Monday, Jan. 02, 1956
Caveman Modern
FRENCH GIRLS ARE VICIOUS (177 pp.)--James T. Farrell--Vanguard ($3.50).
In the socially conscious '30s, when rage was all the rage, James T. Farrell's Studs Lonigan seemed the sort of protest against a poor slum kid's lot that dumb, brutish Studs himself might have written if he could write. But the U.S. stopped singing the hard-time blues, and time moved on, forgetting to leave James T. Farrell a forwarding address. French Girls Are Vicious, a book of short stories, is mainly steamed up about sex, or the lack of it, and might be subtitled "the pursuit of unhappiness."
In the title tale, a lonely but bossy U.S. Government girl stationed in Paris sinks her fingernails into a handsome French boy, but only deep enough for him to run to the nearest French girl to dress his wounds. In A Dream of Love, a big bosomy tourist named Florence and a seedy expatriate named Tony sidle up to each other in a Paris cafe.
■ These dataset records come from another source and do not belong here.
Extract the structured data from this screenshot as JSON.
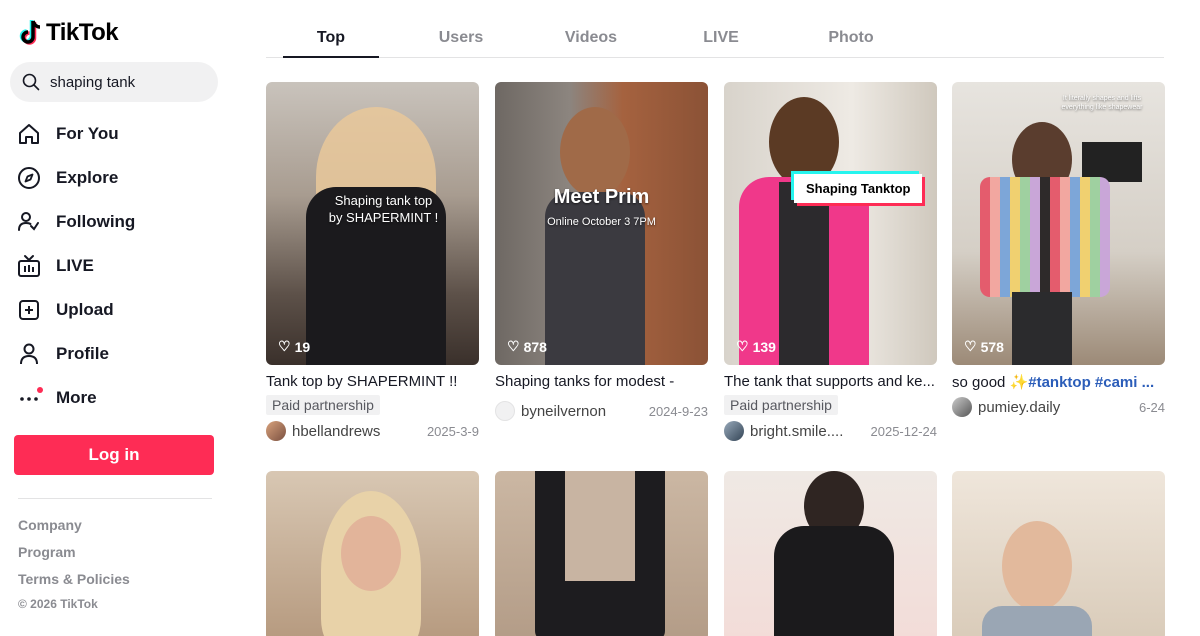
{
  "brand": {
    "name": "TikTok",
    "accent": "#fe2c55"
  },
  "search": {
    "value": "shaping tank"
  },
  "nav": [
    {
      "label": "For You",
      "icon": "home-icon"
    },
    {
      "label": "Explore",
      "icon": "compass-icon"
    },
    {
      "label": "Following",
      "icon": "following-icon"
    },
    {
      "label": "LIVE",
      "icon": "live-icon"
    },
    {
      "label": "Upload",
      "icon": "upload-icon"
    },
    {
      "label": "Profile",
      "icon": "profile-icon"
    },
    {
      "label": "More",
      "icon": "more-icon"
    }
  ],
  "login_label": "Log in",
  "footer": {
    "links": [
      "Company",
      "Program",
      "Terms & Policies"
    ],
    "copyright": "© 2026 TikTok"
  },
  "tabs": [
    "Top",
    "Users",
    "Videos",
    "LIVE",
    "Photo"
  ],
  "active_tab": "Top",
  "videos": [
    {
      "likes": "19",
      "caption": "Tank top by SHAPERMINT !!",
      "tag": "Paid partnership",
      "user": "hbellandrews",
      "date": "2025-3-9",
      "overlay": "Shaping tank top\nby SHAPERMINT !"
    },
    {
      "likes": "878",
      "caption": "Shaping tanks for modest -",
      "tag": "",
      "user": "byneilvernon",
      "date": "2024-9-23",
      "overlay_title": "Meet Prim",
      "overlay_sub": "Online October 3 7PM"
    },
    {
      "likes": "139",
      "caption": "The tank that supports and ke...",
      "tag": "Paid partnership",
      "user": "bright.smile....",
      "date": "2025-12-24",
      "overlay": "Shaping Tanktop"
    },
    {
      "likes": "578",
      "caption_prefix": "so good ✨",
      "caption_tags": "#tanktop #cami ...",
      "tag": "",
      "user": "pumiey.daily",
      "date": "6-24",
      "overlay": "It literally shapes and lifts everything like shapewear"
    }
  ]
}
Says Tony: "You are just like the woman I've always dreamed of. If you had lived in Venice five centuries ago, your thighs would be immortal." After one night with Tony, Florence wonders if she is just plain immoral and takes the first boat to the U.S.
Two of the stories are mentally furnished in something better than Farrell's caveman modern. Kilroy Was Here is an evocative, semi-autobiographical prowl among the littered streets and crumbling tenements of Farrell's boyhood on Chicago's South Side. Tart as melting aspirin on the tongue, it lives up to its tag line, "Kilroy was here but left because the place stank." A Baptism in Italy takes a tender look at a beat-up Italian writer-revolutionary who is punchdrunk from too many rounds in a concentration camp. He rouses himself to play gracious host to a sympathetic pair of visiting Americans, and is bitterly hurt to find that they regard him just as an interesting sidetrip. These two stories suggest what Farrell, now 51, could do if he were not so busy regarding the good life as an illusion and good English as an affectation.